Binary classification of non-specific low back pain condition based on the combination of B-mode ultrasound and shear wave elastography at multiple sites

Xiaocheng Yu; Xiaohua Xu; Qinghua Huang; Guowen Zhu; Faying Xu; Zhenhua Liu; Lin Su; Haiping Zheng; Chen Zhou; Qiuming Chen; Fen Gao; Mengting Lin; Shuai Yang; Mou-Hsun Chiang; Yongjin Zhou

doi:10.3389/fphys.2023.1176299

Binary classification of non-specific low back pain condition based on the combination of B-mode ultrasound and shear wave elastography at multiple sites

Front Physiol. 2023 Apr 28:14:1176299. doi: 10.3389/fphys.2023.1176299. eCollection 2023.

Authors

Xiaocheng Yu^{1

2}, Xiaohua Xu³, Qinghua Huang⁴, Guowen Zhu^{1

2}, Faying Xu⁵, Zhenhua Liu⁵, Lin Su³, Haiping Zheng³, Chen Zhou³, Qiuming Chen⁵, Fen Gao³, Mengting Lin³, Shuai Yang⁶, Mou-Hsun Chiang³, Yongjin Zhou^{1

2}

Affiliations

¹ School of Biomedical Engineering, Health Science Center, Shenzhen University, Shenzhen, China.
² Marshall Laboratory of Biomedical Engineering, Shenzhen, China.
³ Department of Medical Imaging (DMI) - Ultrasound Division, The University of Hong Kong-Shenzhen Hospital, Shenzhen, China.
⁴ School of Artificial Intelligence, OPtics and ElectroNics (iOPEN), Northwestern Polytechnical University, Xi'an, Shaanxi, China.
⁵ Department of Chinese Medicine (DCM), The University of Hong Kong-Shenzhen Hospital, Shenzhen, China.
⁶ Shenzhen Mindray Bio-Medical Electronics Co., Ltd, Shenzhen, China.

Abstract

Introduction: Low back pain (LBP) is a prevalent and complex condition that poses significant medical, social, and economic burdens worldwide.
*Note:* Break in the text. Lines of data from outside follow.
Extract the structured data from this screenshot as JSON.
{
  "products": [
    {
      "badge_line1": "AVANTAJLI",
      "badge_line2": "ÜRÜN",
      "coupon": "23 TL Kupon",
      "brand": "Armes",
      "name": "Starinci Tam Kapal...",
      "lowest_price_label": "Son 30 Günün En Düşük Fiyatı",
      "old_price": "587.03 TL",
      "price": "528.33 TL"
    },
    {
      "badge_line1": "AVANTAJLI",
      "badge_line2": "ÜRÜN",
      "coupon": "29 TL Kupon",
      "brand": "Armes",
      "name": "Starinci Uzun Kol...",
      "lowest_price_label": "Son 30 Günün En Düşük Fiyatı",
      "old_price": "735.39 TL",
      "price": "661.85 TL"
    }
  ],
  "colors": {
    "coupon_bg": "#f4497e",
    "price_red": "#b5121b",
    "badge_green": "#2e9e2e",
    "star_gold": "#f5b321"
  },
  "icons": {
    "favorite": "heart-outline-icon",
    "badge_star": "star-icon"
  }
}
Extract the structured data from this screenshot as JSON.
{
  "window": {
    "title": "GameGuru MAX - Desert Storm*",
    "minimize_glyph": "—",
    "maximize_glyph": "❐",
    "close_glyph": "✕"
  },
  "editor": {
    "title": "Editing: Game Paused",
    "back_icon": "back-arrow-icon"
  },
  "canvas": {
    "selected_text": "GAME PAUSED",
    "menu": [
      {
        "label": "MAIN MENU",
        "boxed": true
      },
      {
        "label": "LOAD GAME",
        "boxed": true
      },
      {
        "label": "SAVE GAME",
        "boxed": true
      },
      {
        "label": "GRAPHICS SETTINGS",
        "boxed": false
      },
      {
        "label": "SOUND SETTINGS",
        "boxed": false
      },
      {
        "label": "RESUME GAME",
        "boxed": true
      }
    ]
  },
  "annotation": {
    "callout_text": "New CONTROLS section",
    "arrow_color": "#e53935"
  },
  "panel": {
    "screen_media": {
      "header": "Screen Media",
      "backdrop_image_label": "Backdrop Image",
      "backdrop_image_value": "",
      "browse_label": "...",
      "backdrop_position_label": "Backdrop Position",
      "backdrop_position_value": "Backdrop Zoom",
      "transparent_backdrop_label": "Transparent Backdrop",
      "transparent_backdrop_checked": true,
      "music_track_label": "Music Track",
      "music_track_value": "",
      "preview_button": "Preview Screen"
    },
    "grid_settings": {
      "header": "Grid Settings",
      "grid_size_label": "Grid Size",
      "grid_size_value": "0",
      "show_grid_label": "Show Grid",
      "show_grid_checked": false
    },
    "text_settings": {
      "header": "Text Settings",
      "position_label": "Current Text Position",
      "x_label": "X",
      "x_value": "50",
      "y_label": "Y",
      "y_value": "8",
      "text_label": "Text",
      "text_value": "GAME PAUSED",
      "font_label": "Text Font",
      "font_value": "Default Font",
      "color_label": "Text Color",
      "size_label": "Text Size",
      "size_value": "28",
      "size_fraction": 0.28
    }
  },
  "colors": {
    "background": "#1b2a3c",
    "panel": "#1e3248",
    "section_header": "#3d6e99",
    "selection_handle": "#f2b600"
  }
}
The accurate and timely assessment and diagnosis of LBP, particularly non-specific LBP (NSLBP), are crucial to developing effective interventions and treatments for LBP patients. In this study, we aimed to investigate the potential of combining B-mode ultrasound image features with shear wave elastography (SWE) features to improve the classification of NSLBP patients. Methods: We recruited 52 subjects with NSLBP from the University of Hong Kong-Shenzhen Hospital and collected B-mode ultrasound images and SWE data from multiple sites. The Visual Analogue Scale (VAS) was used as the ground truth to classify NSLBP patients. We extracted and selected features from the data and employed a support vector machine (SVM) model to classify NSLBP patients. The performance of the SVM model was evaluated using five-fold cross-validation and the accuracy, precision, and sensitivity were calculated. Results: We obtained an optimal feature set of 48 features, among which the SWE elasticity feature had the most significant contribution to the classification task. The SVM model achieved an accuracy, precision, and sensitivity of 0.85, 0.89, and 0.86, respectively, which were higher than the previously reported values of MRI. Discussion: In this study, we aimed to investigate the potential of combining B-mode ultrasound image features with shear wave elastography (SWE) features to improve the classification of non-specific low back pain (NSLBP) patients. Our results showed that combining B-mode ultrasound image features with SWE features and employing an SVM model can improve the automatic classification of NSLBP patients. Our findings also suggest that the SWE elasticity feature is a crucial factor in classifying NSLBP patients, and the proposed method can identify the important site and position of the muscle in the NSLBP classification task.

Keywords: automatic classification; machine learning; non-specific low back pain; shear wave elastography; ultrasound.